2. In some cases, your nc config.php can be configured wrong, so in my case I just take the default config.php and edited by my needs:

<?php
$CONFIG = array (
  'instanceid' => 'private',
  'passwordsalt' => 'private',
  'secret' => 'private',
  'trusted_domains' => 
  array (
    0 => 'your-nc-sub-domain.com', # for example nc.harry.com
    1 => 'private', # add your local nc address in case if you want to access nc from within the local network
  ),
  'trusted_proxies' => 
  array (
    0 => 'private', # put the address of your REVERSE PROXY server, for example 192.168.1.31
  ),
  'forwarded-for-headers' => 
  array (
    0 => 'X-Forwarded-For',
    1 => 'HTTP_X_FORWARDED_FOR',
  ),
  'datadirectory' => '/path/to/your/nc-data-location', # can be remote storage as well, for example /mnt/nas/nextcloud-data/
  'dbtype' => 'mysql',
  'version' => 'private',
  'overwrite.cli.url' => 'https://your-nc-sub-domain/', # for example https://nc.harry.com/
  'overwriteprotocol' => 'https',
  'default_phone_region' => 'US', # add a phone region to bypass the warning in the administrative panel of your instance
  'htaccess.RewriteBase' => '/',
  'dbname' => 'nc',
  'dbhost' => 'localhost:3306', # it can be a remote database server, for example 192.168.1.30:3096
  'dbport' => '',
  'dbtableprefix' => 'oc_',
  'mysql.utf8mb4' => true,
  'dbuser' => 'private',
  'dbpassword' => 'private',
  'installed' => true,
  'memcache.distributed' => '\\OC\\Memcache\\Redis',
  'memcache.local' => '\\OC\\Memcache\\Redis',
  'memcache.locking' => '\\OC\\Memcache\\Redis',
  'redis' => 
  array (
    'host' => 'localhost', # it could be a remove redis server, for example 192.168.1.29
    'port' => 6379,
  ),
  'mail_from_address' => 'private',
  'mail_smtpmode' => 'smtp',
  'mail_sendmailmode' => 'smtp',
  'mail_domain' => 'private',
  'mail_smtpsecure' => 'ssl',
  'mail_smtpauthtype' => 'PLAIN',
  'mail_smtpauth' => 1,
  'mail_smtphost' => 'private',
  'mail_smtpport' => 'private',
  'mail_smtpname' => 'private',
  'mail_smtppassword' => 'private',
  'maintenance' => false,
  'theme' => '',
  'loglevel' => 2,
  'logfile' => '/var/log/nc/nc.log',
  'log_type' => 'file',
  'default_timezone' => 'TZ', # for example BE, Belgium
  'logdateformat' => 'c',
  'maintenance_window_start' => 1,
);

3. The above example is production config.php . You must tweak it by your needs. The best option is to create a copy of your original config.php and start from there.
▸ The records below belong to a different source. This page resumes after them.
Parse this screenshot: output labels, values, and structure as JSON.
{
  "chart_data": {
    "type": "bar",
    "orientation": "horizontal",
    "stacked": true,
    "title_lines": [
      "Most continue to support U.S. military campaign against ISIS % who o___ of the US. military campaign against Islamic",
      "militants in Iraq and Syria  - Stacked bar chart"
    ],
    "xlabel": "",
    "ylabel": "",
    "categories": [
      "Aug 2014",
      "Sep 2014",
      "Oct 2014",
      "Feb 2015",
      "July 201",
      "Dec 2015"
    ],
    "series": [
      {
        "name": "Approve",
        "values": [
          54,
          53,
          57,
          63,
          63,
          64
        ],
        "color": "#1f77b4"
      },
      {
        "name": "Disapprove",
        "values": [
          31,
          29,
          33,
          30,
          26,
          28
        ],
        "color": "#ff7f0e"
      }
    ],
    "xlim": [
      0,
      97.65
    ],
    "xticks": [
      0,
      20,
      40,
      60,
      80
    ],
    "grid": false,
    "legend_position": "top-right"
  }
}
4. I’ve use a default reverse proxy configuration provided in nextcloud repo . It’s important to note that on top of this vhost configuration, certbot generate a LE certificate.

Please, be aware that this is a my method to provide an access to the nc instance and you must investigate a little further the whole process for deploying and configuration of the software.

Best regards!

This topic was automatically closed 90 days after the last reply. New replies are no longer allowed.